|Abstract or Summary
- Hemorrhagic bowel syndrome (HBS) is a devastating disorder affecting high
producing dairy cattle. As an important emerging disease (Animal and Plant Health
Inspection Service, 2003), HBS is now estimated to account for > 2% of the deaths of
dairy cattle (Kirkpatrick et al, 2001). However, little is known about the causative
agents or factors contributing to HBS.
In the first part of this study, I tested the hypothesis that HBS is associated with
an invasive mold: A. fumigatus. To test this hypothesis, I completed a series of
epidemiological studies. They included: an analysis of control and HBS samples
collected from local herds; a broader analysis of control and HBS samples collected
from across the US; and also a collaborative study with the Wisconsin Veterinary
Diagnosis Laboratory. For these studies, I developed a real-time quantitative
polymerase chain reaction (PCR) assay to determine the amount of A. fumigatus DNA
present in blood and tissues of HBS and healthy cows. We also adopted a multiplex
PCR assay to detect C. perfringens toxin genes in the same samples. From the first
study, it was determined that a positive association exists between HBS and A.
fumigatus, but not with C. Perfringens. In the second analysis using blood samples
collected from across the US, I found a high association of A. fumigatus DNA with
HBS (X² = 27.6836, P < 0.00 1) but not with sudden death, downer cows, bloody
diarrhea and other diseases (X² = 0.0442 - 2.42, P < 0.1198 - 0.8335). In the
collaborative experiment with the Wisconsin Veterinary Diagnostic Laboratory
(WVDL), we evaluated the associations between various gastrointestinal diseases
(including HBS) with GI pathogens (A. fumigatus, C. perfringens, Salmonella and
BVDV). A unique aspect of this study was the use of cows dying from other
gastrointestinal diseases as controls. Results indicated there is an association between A.
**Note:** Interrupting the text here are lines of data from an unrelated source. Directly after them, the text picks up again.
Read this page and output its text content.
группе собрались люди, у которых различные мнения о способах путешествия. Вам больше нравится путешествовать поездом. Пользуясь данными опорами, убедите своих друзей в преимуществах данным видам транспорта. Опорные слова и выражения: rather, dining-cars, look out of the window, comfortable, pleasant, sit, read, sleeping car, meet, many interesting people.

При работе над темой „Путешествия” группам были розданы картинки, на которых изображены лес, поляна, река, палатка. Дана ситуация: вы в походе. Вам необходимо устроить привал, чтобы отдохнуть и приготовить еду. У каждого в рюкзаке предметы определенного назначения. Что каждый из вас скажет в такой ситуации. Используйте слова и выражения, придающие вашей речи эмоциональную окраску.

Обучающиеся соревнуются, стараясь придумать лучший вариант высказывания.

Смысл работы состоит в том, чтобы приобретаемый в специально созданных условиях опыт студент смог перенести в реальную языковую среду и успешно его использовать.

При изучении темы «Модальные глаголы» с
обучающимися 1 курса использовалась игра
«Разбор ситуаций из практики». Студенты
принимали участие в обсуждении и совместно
fumigatus and HBS (X² = 12.15, P [less than or equal to] 0.001) but not between C. perfringens Type A and
HBS (X² =0.532, P [less than or equal to] 0.466).
A. fumigatus has potential to infect immunocompromised individuals. Hence, I
proposed that HBS arises from a combination of A. fumigatus exposure and
immunocompromise. To test whether a combination of A. fumigatus exposure and
immunosuppression could induce HBS, we conducted one sheep study. I also tested the
ability of a commercial feed product to eliminate "HBS" and to regulate innate immune
function. In this study, We failed to develop an HBS model in sheep. However, I
discovered mechanisms-of-action of a commercially-available feed additive. I
determined that dexamethasone injection provides a model for immunosuppression in growing sheep. Specifically, daily injection of dexamthasone reduced concentration of
both L-selectin and IL-1[beta]. The feed additive restored the L-selectin and interleukin- 1[beta]
(IL-1[beta]) expression levels in immune-suppressed sheep. In order to further understand
the mechanisms by which the nutritional product stimulates innate immune function, I
used cDNA microarray analysis to examine gene expression in neutrophils of post-parturient
cows. More than 20 genes, including IL-4 receptor, IL-1 [beta] converting
enzyme, angiopoietin-2, epithelin-1 and -2, nucleoporin, and wilms tumor 1, were
influenced (P<0.05) by addition of the feed product to the diets of dairy cattle.
Independent confirmation of altered expression of these genes used quantitative real-time
RT-PCR (Q-RT-PCR). I found that the feed product up-regulated IL-4 receptor,
IL-1[beta] converting enzyme, upstream stimulatory factor, nucleoporin and down-regulated
angiopoietin, hepatitis B virus-associated factor receptor and forkhead transcription
factor. Many of these gene products are involved in life-expectancy of neutrophils
through control of apoptosis. I propose that the feed product enhances neutrophil
function, in part, via increasing L-selectin and IL-1 [beta] expression and via inhibition of
apoptotic signaling. This should enhance circulation of neutrophils to effectively access
infection sites and kill pathogens.
In summary, I determined that HBS is significantly associated with A. fumigatus. I
also evaluated a commercial feed additive which is currently marketed to prevent HBS.
The additive was able to increase markers of innate immune function in both sheep and
dairy cattle and I propose that these mechanisms account for its efficacy.